Tree models do not need this

Use this in a *Pipeline* so the statistics can be applied to datasets for scoring later. You would NOT compute means and standard deviations on the scoring set to standardize.

### Standard Scaler  
Load dataset in libsvm format, standardize the features so that the new features have unit variance and/or zero mean

In [13]:
from pyspark.mllib.util import MLUtils
from pyspark.mllib.linalg import Vectors
from pyspark.mllib.feature import StandardScaler

In [14]:
data = MLUtils.loadLibSVMFile(sc, "sample_libsvm_data.txt")

In [15]:
data.take(1)

[LabeledPoint(0.0, (692,[127,128,129,130,131,154,155,156,157,158,159,181,182,183,184,185,186,187,188,189,207,208,209,210,211,212,213,214,215,216,217,235,236,237,238,239,240,241,242,243,244,245,262,263,264,265,266,267,268,269,270,271,272,273,289,290,291,292,293,294,295,296,297,300,301,302,316,317,318,319,320,321,328,329,330,343,344,345,346,347,348,349,356,357,358,371,372,373,374,384,385,386,399,400,401,412,413,414,426,427,428,429,440,441,442,454,455,456,457,466,467,468,469,470,482,483,484,493,494,495,496,497,510,511,512,520,521,522,523,538,539,540,547,548,549,550,566,567,568,569,570,571,572,573,574,575,576,577,578,594,595,596,597,598,599,600,601,602,603,604,622,623,624,625,626,627,628,629,630,651,652,653,654,655,656,657],[51.0,159.0,253.0,159.0,50.0,48.0,238.0,252.0,252.0,252.0,237.0,54.0,227.0,253.0,252.0,239.0,233.0,252.0,57.0,6.0,10.0,60.0,224.0,252.0,253.0,252.0,202.0,84.0,252.0,253.0,122.0,163.0,252.0,252.0,252.0,253.0,252.0,252.0,96.0,189.0,253.0,167.0,51.0,238.0,253.0,253.0,190.0

In [16]:
type(data)

pyspark.rdd.PipelinedRDD

In [17]:
# extract labels and features; stored as RDDs
label = data.map(lambda x: x.label)
features = data.map(lambda x: x.features)

In [None]:
scaler1 = StandardScaler().fit(features)

In [None]:
# data1 will be unit variance.
data1 = label.zip(scaler1.transform(features))

In [None]:
data1.take(2)

**TRY FOR YOURSELF (UNGRADED EXERCISES)**

1) Print the label and features (before scaling) from the first record in *data*.

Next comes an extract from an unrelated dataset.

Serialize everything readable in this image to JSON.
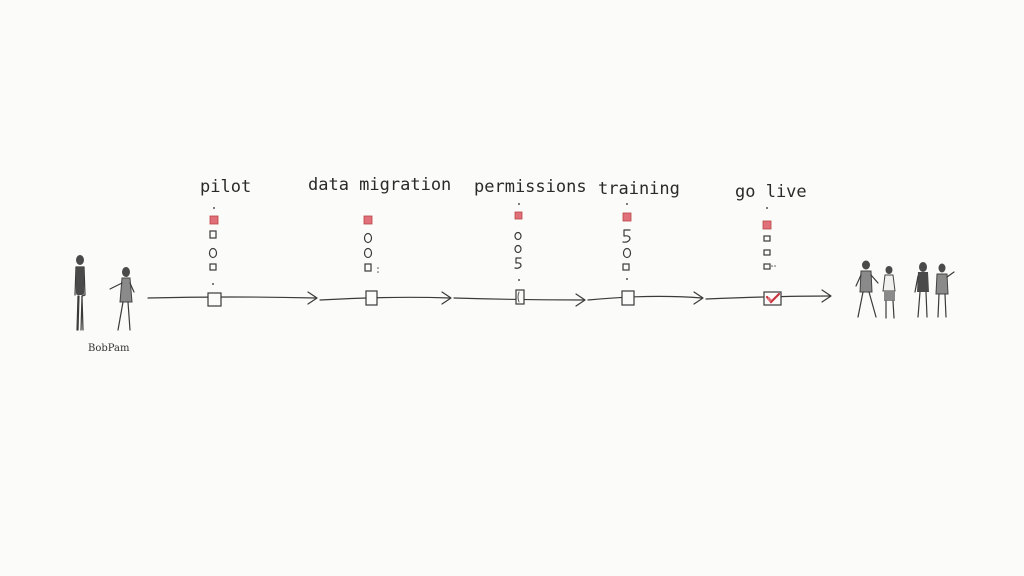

2) Compute the first 20 synonyms of the word "economy." Then extract and print the cosine distances.  Do the results make sense?

3) Copy the Ham/Spam classifier code in the cell below.  Then try a different model, leaving the rest of the code unchanged.  Run the code.  Does it get the "not spam" example right?